If your team is fine with HCL, Terraform is still the safer choice. The community is larger, the provider coverage is broader, and the battle-tested production stories are more numerous. Pulumi ESC (their secrets and config story) is genuinely useful on its own and you can use it alongside Terraform without committing to the full Pulumi runtime.

When Kubernetes earns its keep

K8s wins when you have real workloads that need orchestration:

  • Stateful services with specific storage guarantees — Postgres, Elasticsearch, Kafka.
  • Containers with CPU or memory profiles that need mixed node types.
  • Long-running jobs with SLAs — queue workers, data pipelines, batch jobs.
  • Existing investment — you already have a platform team, a CD pipeline, observability wired in, an operator ecosystem you trust.

K8s does not win when you have stateless HTTP services that fit in a Worker. The Cloudflare platform is genuinely fullstack in 2026: D1, R2, KV, Durable Objects, Queues, Cron Triggers, Static Assets. A lot of what used to require a K8s cluster in 2022 runs in a Worker in 2026 for a tenth of the cost and zero operational surface.

When none of the above earns its keep

For personal sites, side projects, and small SaaS under a million requests per month: no Terraform, no Pulumi, no Kubernetes, no state file. wrangler.toml declares your infrastructure. pnpm run deploy is your CD pipeline. A short scripts/setup-cloudflare.sh creates the D1 database, R2 bucket, and secrets once. That IS infrastructure-as-code.

The test I apply: can a teammate without my local setup reprovision the whole thing from a fresh clone in ten minutes? For this site the answer is yes, because wrangler.toml plus one shell script plus two secrets is the whole story. Adding Terraform would mean another tool, a state backend, and duplicated config for the same three resources.

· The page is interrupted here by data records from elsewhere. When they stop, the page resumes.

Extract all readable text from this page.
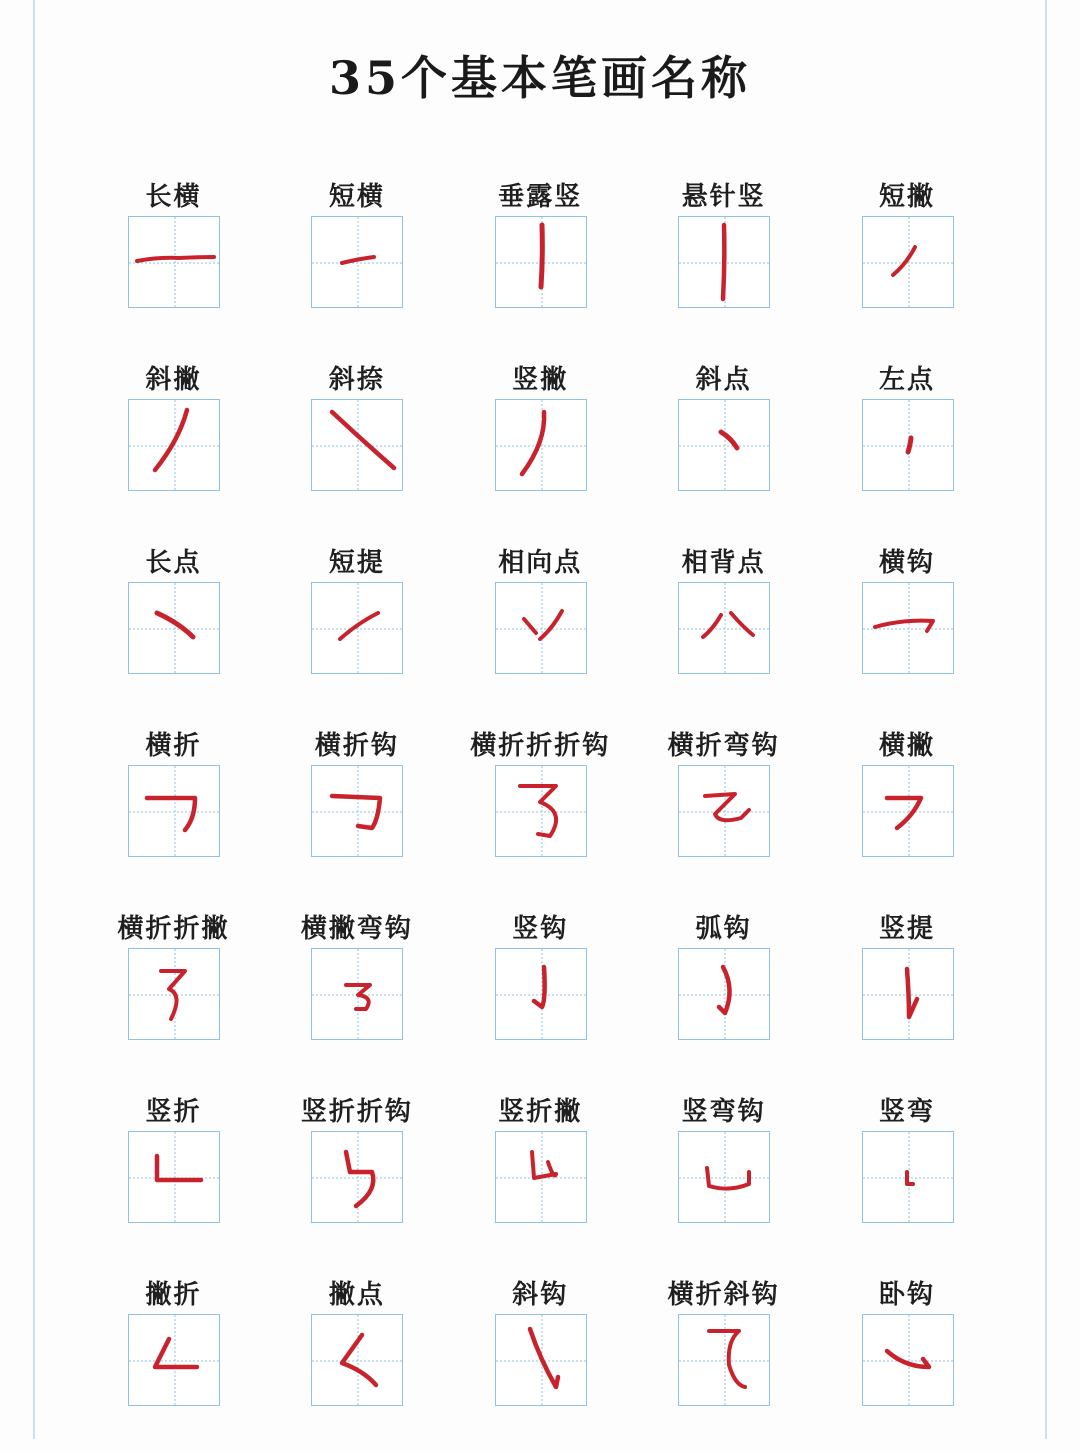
35个基本笔画名称
长横	短横	垂露竖	悬针竖	短撇
斜撇	斜捺	竖撇	斜点	左点
长点	短提	相向点	相背点	横钩
横折	横折钩	横折折折钩	横折弯钩	横撇
横折折撇	横撇弯钩	竖钩	弧钩	竖提
竖折	竖折折钩	竖折撇	竖弯钩	竖弯
撇折	撇点	斜钩	横折斜钩	卧钩
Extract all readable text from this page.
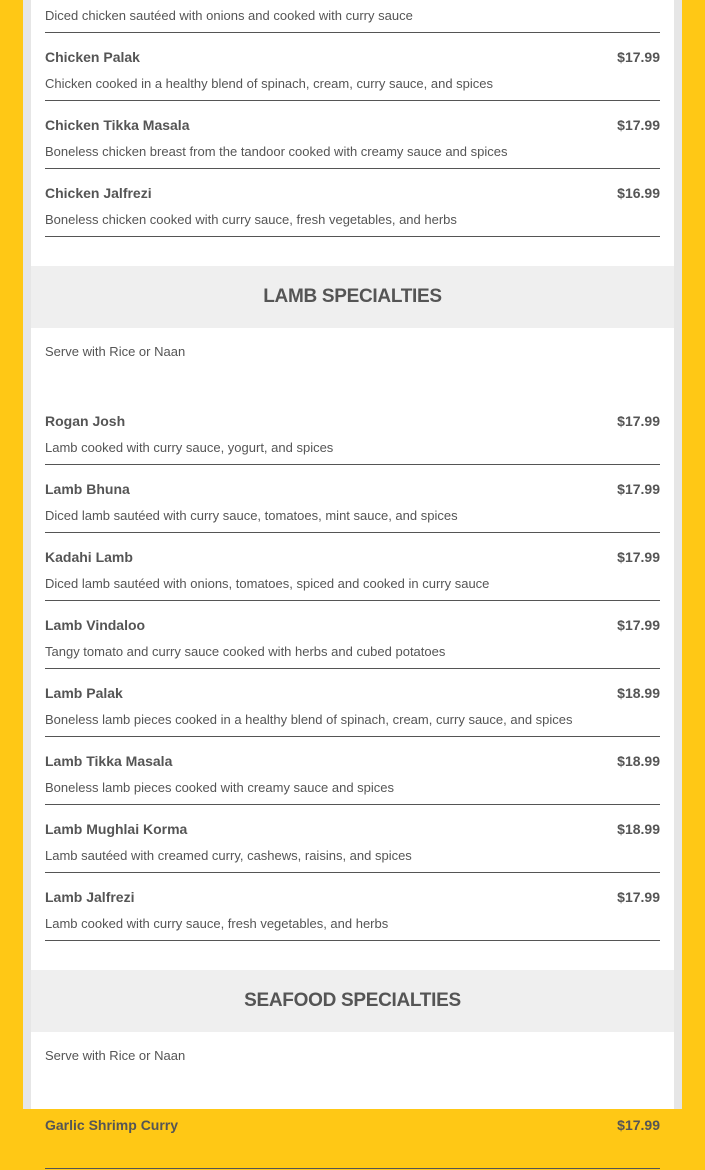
Diced chicken sautéed with onions and cooked with curry sauce
Chicken Palak	$17.99
Chicken cooked in a healthy blend of spinach, cream, curry sauce, and spices
Chicken Tikka Masala	$17.99
Boneless chicken breast from the tandoor cooked with creamy sauce and spices
Chicken Jalfrezi	$16.99
Boneless chicken cooked with curry sauce, fresh vegetables, and herbs
LAMB SPECIALTIES
Serve with Rice or Naan
Rogan Josh	$17.99
Lamb cooked with curry sauce, yogurt, and spices
Lamb Bhuna	$17.99
Diced lamb sautéed with curry sauce, tomatoes, mint sauce, and spices
Kadahi Lamb	$17.99
Diced lamb sautéed with onions, tomatoes, spiced and cooked in curry sauce
Lamb Vindaloo	$17.99
Tangy tomato and curry sauce cooked with herbs and cubed potatoes
Lamb Palak	$18.99
Boneless lamb pieces cooked in a healthy blend of spinach, cream, curry sauce, and spices
Lamb Tikka Masala	$18.99
Boneless lamb pieces cooked with creamy sauce and spices
Lamb Mughlai Korma	$18.99
Lamb sautéed with creamed curry, cashews, raisins, and spices
Lamb Jalfrezi	$17.99
Lamb cooked with curry sauce, fresh vegetables, and herbs
SEAFOOD SPECIALTIES
Serve with Rice or Naan
Garlic Shrimp Curry	$17.99
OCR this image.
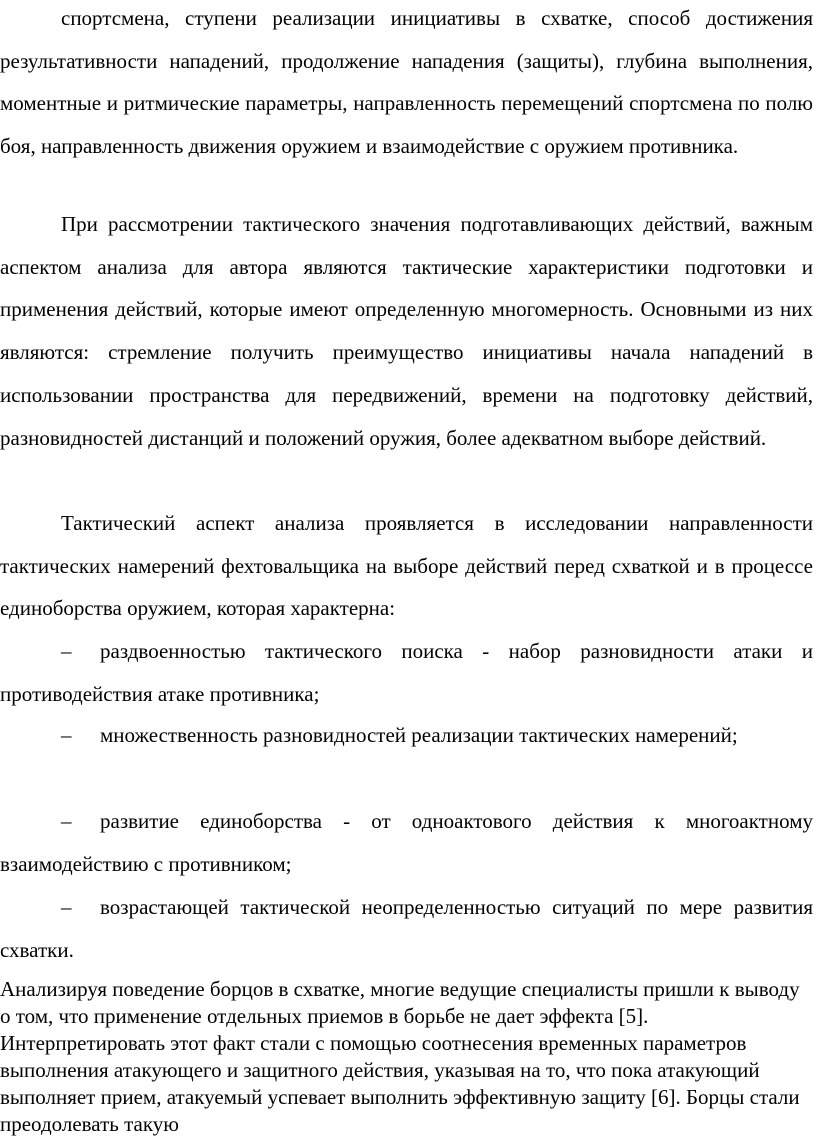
спортсмена, ступени реализации инициативы в схватке, способ достижения результативности нападений, продолжение нападения (защиты), глубина выполнения, моментные и ритмические параметры, направленность перемещений спортсмена по полю боя, направленность движения оружием и взаимодействие с оружием противника.

При рассмотрении тактического значения подготавливающих действий, важным аспектом анализа для автора являются тактические характеристики подготовки и применения действий, которые имеют определенную многомерность. Основными из них являются: стремление получить преимущество инициативы начала нападений в использовании пространства для передвижений, времени на подготовку действий, разновидностей дистанций и положений оружия, более адекватном выборе действий.

Тактический аспект анализа проявляется в исследовании направленности тактических намерений фехтовальщика на выборе действий перед схваткой и в процессе единоборства оружием, которая характерна:

– раздвоенностью тактического поиска - набор разновидности атаки и противодействия атаке противника;

– множественность разновидностей реализации тактических намерений;

– развитие единоборства - от одноактового действия к многоактному взаимодействию с противником;

– возрастающей тактической неопределенностью ситуаций по мере развития схватки.

Анализируя поведение борцов в схватке, многие ведущие специалисты пришли к выводу о том, что применение отдельных приемов в борьбе не дает эффекта [5]. Интерпретировать этот факт стали с помощью соотнесения временных параметров выполнения атакующего и защитного действия, указывая на то, что пока атакующий выполняет прием, атакуемый успевает выполнить эффективную защиту [6]. Борцы стали преодолевать такую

The one-shot decision framework

Multiple envs + owners + heterogeneous infra?
  -> Terraform (or OpenTofu). Default.

Same situation + TypeScript team + dynamic infra logic?
  -> Pulumi.

Stateful workloads + storage + mixed compute profiles?
  -> Kubernetes (EKS / GKE / AKS). Provision the cluster with Terraform.

Stateless HTTP + cron + queues + simple storage?
  -> Cloudflare Workers + D1 + R2 + Queues. Skip state files.

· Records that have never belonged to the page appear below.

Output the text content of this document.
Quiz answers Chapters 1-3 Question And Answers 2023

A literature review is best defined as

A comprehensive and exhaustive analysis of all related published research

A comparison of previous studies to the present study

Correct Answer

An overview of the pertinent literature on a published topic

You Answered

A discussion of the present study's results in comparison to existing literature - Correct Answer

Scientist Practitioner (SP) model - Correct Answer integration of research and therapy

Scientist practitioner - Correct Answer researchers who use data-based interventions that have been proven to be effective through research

One developer + one env + one cloud account?
  -> wrangler.toml + a setup shell script. That IS your IaC.

The current state in 2026

Terraform is still the industry default. HashiCorp re-licensed to BSL in late 2023, the OpenTofu fork exists and is Apache 2.0, and most large organisations have either moved or are mid-migration. For new projects, start with OpenTofu. The CLI and language are identical and the licence matters for serious work. Existing Terraform codebases migrate with a CLI swap in most cases.

Pulumi is healthier than it was, with Pulumi ESC bringing a real secrets and config story. Still smaller community, still more opinionated. If you are not already there, Terraform or OpenTofu is the safer default.

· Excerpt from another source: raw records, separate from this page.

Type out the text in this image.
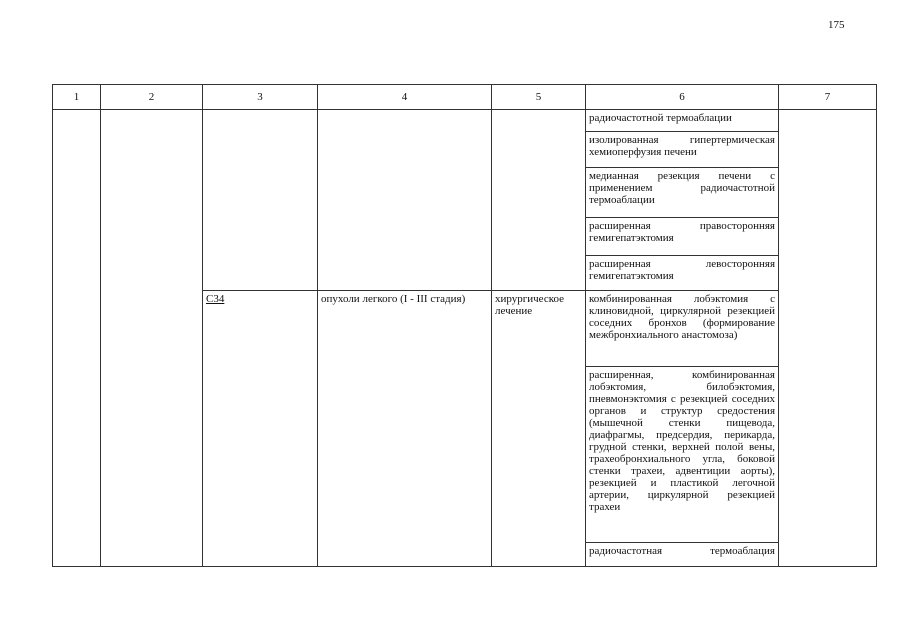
175
1	2	3	4	5	6	7
					радиочастотной термоаблации	
					изолированная гипертермическая хемиоперфузия печени	
					медианная резекция печени с применением радиочастотной термоаблации	
					расширенная правосторонняя гемигепатэктомия	
					расширенная левосторонняя гемигепатэктомия	
		C34	опухоли легкого (I - III стадия)	хирургическое лечение	комбинированная лобэктомия с клиновидной, циркулярной резекцией соседних бронхов (формирование межбронхиального анастомоза)	
					расширенная, комбинированная лобэктомия, билобэктомия, пневмонэктомия с резекцией соседних органов и структур средостения (мышечной стенки пищевода, диафрагмы, предсердия, перикарда, грудной стенки, верхней полой вены, трахеобронхиального угла, боковой стенки трахеи, адвентиции аорты), резекцией и пластикой легочной артерии, циркулярной резекцией трахеи	
					радиочастотная термоаблация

Kubernetes is less fashionable but still load-bearing everywhere workloads are complex. Karpenter finally delivered the dynamic node pool story that made cluster costs sane. The operator ecosystem is mature. K8s fatigue is real but the alternative (managing the same state in scripts) is worse.

Edge and serverless ate the middle. The stack this site runs on did not exist in 2020. Cloudflare Workers shipped D1 in 2023, Static Assets in 2024, and the platform matured enough in 2026 to replace most small-team K8s clusters.

The honest advice

Pick for the situation you are in, not the one you wish you were in.

If you are at a company with 40 services: Terraform (or OpenTofu) is not optional. Learn it properly, write modules, use workspaces, make terraform plan the review surface.

If you are one developer with one side project: do not add a state file. wrangler.toml is enough. Revisit the moment the account gets a second owner.

The pattern that fails most often is the middle: one developer, one project, but Terraform added "because best practices". Now you have a state backend to babysit, a drift-detection ritual, and 200 lines of HCL managing three resources. That is not infrastructure-as-code; that is infrastructure-as-ceremony.